So many exhibitors leave the end-of-tradeshow logistics to their staff or to the I&D crew. But what happens at the end of the tradeshow can have an impact on your bottom line and frankly your peace of mind.
Unless you’re intimately involved in the end-of-tradeshow dismantle and shipping, it’s easy to think that it almost happens by itself.
If only that were true, right?
A recent example from a client: the BOL (Bill of Lading) was handed in to the show services desk prior to the exhibit being dismantled and packed away. That was to happen the next morning. Unfortunately, the crates vanished. The BOL was in hand, so the order was given, and the crates were picked up. Fortunately, one of the I&D (Installation and Dismantle) crew caught the error and was able to track down the crates, which were at the nose-end of a trailer truck. But they were returned (at additional cost to the client), the exhibit was packed up and everything turned out as it should.
Tradeshow shipping is a different kind of cat as the saying goes, and there are a lot of moving parts. The best approach? Plan well ahead so you know what will happen and when.
Know when the advance warehouse will be able to receive incoming shipments. Working with a trucking company that is familiar with how the tradeshow shipping grind works will pay off.
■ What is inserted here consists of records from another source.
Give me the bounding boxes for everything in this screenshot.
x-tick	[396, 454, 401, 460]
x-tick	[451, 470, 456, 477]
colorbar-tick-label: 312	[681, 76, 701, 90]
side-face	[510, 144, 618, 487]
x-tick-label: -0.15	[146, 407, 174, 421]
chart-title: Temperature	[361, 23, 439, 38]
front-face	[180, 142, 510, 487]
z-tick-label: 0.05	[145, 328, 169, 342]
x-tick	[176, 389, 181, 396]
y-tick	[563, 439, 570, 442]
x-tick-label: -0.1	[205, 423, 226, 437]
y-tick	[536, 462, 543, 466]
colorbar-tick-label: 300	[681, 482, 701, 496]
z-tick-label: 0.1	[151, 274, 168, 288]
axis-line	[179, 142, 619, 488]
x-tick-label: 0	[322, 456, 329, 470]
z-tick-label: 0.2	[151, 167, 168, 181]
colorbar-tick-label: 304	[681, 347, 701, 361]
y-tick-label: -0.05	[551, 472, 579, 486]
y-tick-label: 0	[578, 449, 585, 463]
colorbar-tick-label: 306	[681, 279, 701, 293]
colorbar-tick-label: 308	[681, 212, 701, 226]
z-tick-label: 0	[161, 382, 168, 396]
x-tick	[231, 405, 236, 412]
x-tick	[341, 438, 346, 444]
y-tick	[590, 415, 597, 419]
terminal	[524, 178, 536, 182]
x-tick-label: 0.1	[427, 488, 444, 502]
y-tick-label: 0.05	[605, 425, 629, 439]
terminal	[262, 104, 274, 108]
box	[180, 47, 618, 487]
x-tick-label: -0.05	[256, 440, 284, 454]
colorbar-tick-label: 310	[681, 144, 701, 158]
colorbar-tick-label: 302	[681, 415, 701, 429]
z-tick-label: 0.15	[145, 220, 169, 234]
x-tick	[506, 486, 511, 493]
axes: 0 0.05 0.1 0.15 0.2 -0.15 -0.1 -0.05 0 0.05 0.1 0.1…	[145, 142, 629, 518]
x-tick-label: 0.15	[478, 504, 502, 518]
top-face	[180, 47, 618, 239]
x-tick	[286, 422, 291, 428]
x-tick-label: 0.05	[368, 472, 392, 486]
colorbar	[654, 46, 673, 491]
Time windows for both delivery and pickup can be a bit crazy, and it’s not uncommon for a truck to sit in line for hours (on the clock) awaiting their time to pick up their freight, especially at a busy show. This is even after they’ve checked in at the marshalling yard at the appropriate time.
At the end of the show, someone that’s in charge of making sure the paperwork is handed will need to fill out an MHA (Material Handling Form) and give it to show services, which is paperwork that authorizes the show contractor to pick up your crates and deliver them to the loading dock – this is called drayage. And make sure to read the fine print. The MHA must be filled out accurately to make sure that the crates and other materials are picked up. The fine print will also tell you that the show contractor has no liability for handling materials after the show deadline has passed, which means they can choose to ship your materials back in any way they deem. If they do it at all.
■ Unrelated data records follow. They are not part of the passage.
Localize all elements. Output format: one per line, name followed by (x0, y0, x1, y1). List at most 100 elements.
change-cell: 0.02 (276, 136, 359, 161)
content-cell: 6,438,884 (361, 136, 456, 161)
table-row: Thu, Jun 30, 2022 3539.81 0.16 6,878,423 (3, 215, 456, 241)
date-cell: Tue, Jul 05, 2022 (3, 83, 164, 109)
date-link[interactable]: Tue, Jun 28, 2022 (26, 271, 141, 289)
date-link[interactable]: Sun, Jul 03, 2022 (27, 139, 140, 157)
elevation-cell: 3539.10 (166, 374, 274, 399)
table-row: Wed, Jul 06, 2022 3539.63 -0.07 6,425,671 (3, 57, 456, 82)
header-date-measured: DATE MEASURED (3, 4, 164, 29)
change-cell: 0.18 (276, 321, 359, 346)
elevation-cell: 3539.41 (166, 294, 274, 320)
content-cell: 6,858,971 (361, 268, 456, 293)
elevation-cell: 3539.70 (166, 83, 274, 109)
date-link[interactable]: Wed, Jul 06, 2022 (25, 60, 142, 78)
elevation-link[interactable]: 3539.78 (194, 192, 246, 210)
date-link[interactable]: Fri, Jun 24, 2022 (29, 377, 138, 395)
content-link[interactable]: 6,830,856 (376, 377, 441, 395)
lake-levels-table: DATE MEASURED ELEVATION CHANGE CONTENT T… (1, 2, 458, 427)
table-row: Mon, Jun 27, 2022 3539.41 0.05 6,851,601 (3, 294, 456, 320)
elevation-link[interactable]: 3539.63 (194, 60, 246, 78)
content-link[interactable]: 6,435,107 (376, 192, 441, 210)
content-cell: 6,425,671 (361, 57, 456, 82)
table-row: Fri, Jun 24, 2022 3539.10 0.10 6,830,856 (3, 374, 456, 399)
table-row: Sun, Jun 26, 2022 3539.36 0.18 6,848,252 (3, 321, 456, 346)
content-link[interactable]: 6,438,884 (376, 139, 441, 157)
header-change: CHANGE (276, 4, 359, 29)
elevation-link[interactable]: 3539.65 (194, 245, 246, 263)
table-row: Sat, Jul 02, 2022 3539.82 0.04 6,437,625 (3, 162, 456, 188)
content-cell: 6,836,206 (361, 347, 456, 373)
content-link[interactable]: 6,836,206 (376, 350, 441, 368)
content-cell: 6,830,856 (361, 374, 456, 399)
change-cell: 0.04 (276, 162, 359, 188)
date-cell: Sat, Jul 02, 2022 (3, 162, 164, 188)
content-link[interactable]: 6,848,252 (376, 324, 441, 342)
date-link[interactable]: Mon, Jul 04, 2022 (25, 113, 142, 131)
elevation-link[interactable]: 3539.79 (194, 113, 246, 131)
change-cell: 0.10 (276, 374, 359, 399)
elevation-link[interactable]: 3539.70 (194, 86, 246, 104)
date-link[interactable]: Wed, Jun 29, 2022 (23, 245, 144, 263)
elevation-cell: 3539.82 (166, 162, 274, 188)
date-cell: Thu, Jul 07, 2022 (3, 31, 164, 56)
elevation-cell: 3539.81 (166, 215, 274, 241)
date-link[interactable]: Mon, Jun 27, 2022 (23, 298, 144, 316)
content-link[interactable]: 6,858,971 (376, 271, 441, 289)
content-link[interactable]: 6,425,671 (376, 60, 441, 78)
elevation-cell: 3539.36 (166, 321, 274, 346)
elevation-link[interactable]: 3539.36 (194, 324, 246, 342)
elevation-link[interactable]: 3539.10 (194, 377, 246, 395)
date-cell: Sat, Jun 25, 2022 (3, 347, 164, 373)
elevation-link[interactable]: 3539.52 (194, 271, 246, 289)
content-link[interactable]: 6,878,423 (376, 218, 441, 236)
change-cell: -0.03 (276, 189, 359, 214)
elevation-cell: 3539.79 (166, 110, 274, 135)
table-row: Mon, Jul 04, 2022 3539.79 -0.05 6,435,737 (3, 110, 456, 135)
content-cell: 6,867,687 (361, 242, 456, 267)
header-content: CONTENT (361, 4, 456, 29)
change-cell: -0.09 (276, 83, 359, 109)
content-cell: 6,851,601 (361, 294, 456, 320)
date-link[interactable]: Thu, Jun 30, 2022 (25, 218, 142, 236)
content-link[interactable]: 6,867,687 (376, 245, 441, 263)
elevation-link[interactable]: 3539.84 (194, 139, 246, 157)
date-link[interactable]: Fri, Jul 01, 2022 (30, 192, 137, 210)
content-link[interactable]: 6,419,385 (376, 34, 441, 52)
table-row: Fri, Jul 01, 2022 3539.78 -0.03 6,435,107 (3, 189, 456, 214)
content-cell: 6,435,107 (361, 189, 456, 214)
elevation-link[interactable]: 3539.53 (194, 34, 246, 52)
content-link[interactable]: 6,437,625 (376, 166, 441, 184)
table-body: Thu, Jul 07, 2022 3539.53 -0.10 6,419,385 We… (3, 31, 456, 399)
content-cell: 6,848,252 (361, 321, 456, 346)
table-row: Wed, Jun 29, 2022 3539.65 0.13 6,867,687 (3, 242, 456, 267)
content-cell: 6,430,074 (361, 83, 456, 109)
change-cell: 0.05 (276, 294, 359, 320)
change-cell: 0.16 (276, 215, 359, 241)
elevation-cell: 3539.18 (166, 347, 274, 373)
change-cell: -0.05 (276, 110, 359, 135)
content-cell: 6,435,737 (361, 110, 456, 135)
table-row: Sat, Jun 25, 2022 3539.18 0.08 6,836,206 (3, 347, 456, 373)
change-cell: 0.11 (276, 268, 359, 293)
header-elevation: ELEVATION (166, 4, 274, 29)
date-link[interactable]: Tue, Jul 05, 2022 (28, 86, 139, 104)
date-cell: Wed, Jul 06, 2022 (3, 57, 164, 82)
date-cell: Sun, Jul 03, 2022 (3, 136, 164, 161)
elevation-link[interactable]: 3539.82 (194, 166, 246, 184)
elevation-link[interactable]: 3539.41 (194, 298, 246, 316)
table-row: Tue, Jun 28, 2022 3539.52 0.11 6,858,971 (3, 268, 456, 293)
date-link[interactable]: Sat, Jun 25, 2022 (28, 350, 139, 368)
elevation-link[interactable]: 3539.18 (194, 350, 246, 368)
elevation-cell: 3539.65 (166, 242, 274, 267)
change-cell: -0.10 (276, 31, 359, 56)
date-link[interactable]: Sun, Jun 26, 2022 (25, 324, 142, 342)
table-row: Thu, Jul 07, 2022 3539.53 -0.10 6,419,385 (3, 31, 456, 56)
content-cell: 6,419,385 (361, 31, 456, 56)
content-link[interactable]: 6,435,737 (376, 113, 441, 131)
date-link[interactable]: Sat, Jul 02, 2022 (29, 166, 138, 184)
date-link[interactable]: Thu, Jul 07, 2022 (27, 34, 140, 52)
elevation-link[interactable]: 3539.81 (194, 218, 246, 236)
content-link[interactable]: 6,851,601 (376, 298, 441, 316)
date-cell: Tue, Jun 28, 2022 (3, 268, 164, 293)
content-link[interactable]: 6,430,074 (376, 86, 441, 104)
The afore-mentioned BOL is a document that outlines the agreement between you and your transportation company that authorizes them to pick up the crates and deliver it back to the warehouse.
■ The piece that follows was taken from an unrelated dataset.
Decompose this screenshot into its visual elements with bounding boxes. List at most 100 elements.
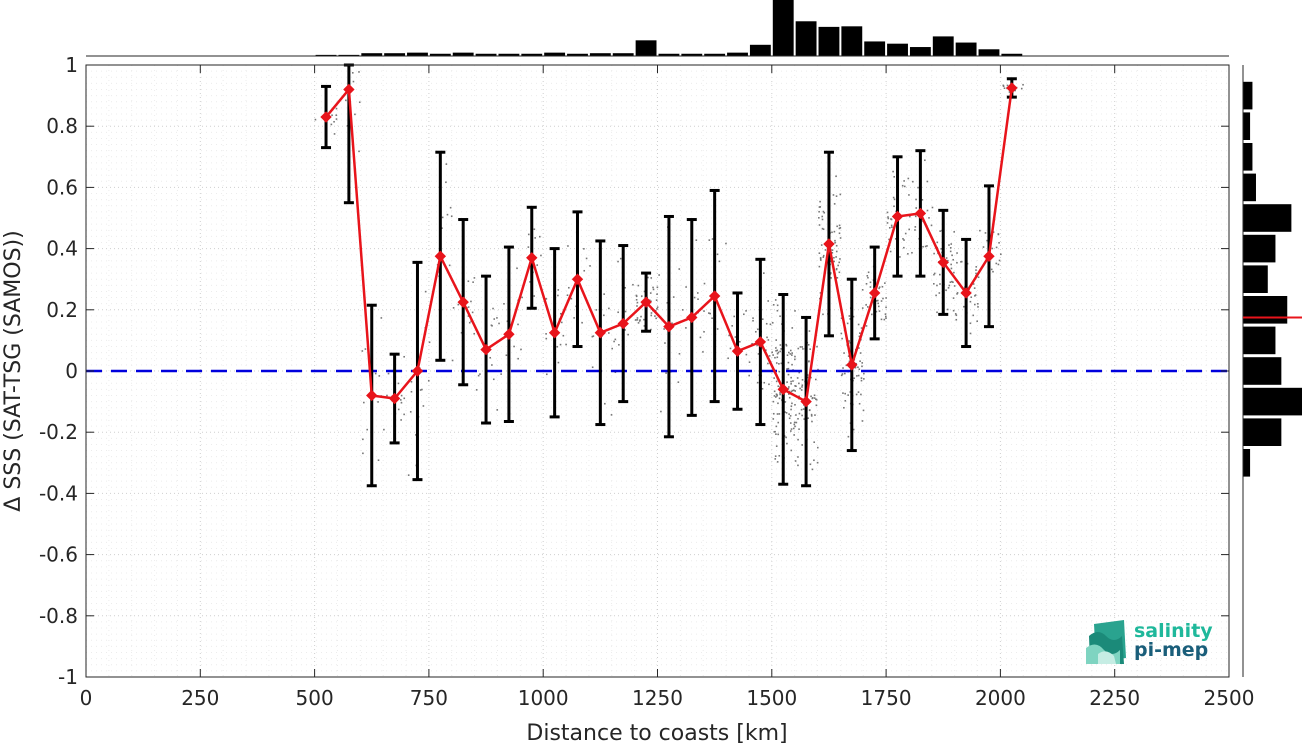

Often your EAC (Exhibitor Approved Contractor) that is charge of setting up and dismantling your exhibit can handle all of these logistics – they do it all the time. But to make sure that happens, coordinate with the supervisor or your client representative.
In short, the goal is to get your exhibit and materials packed up efficiently and properly, and have it picked up and shipped to the proper destination. Sounds easy, right! It isn’t hard, but there are a number of ways things can go sideways, so make sure all of the pieces are handled properly and you’ll be able to relax on your plane ride home.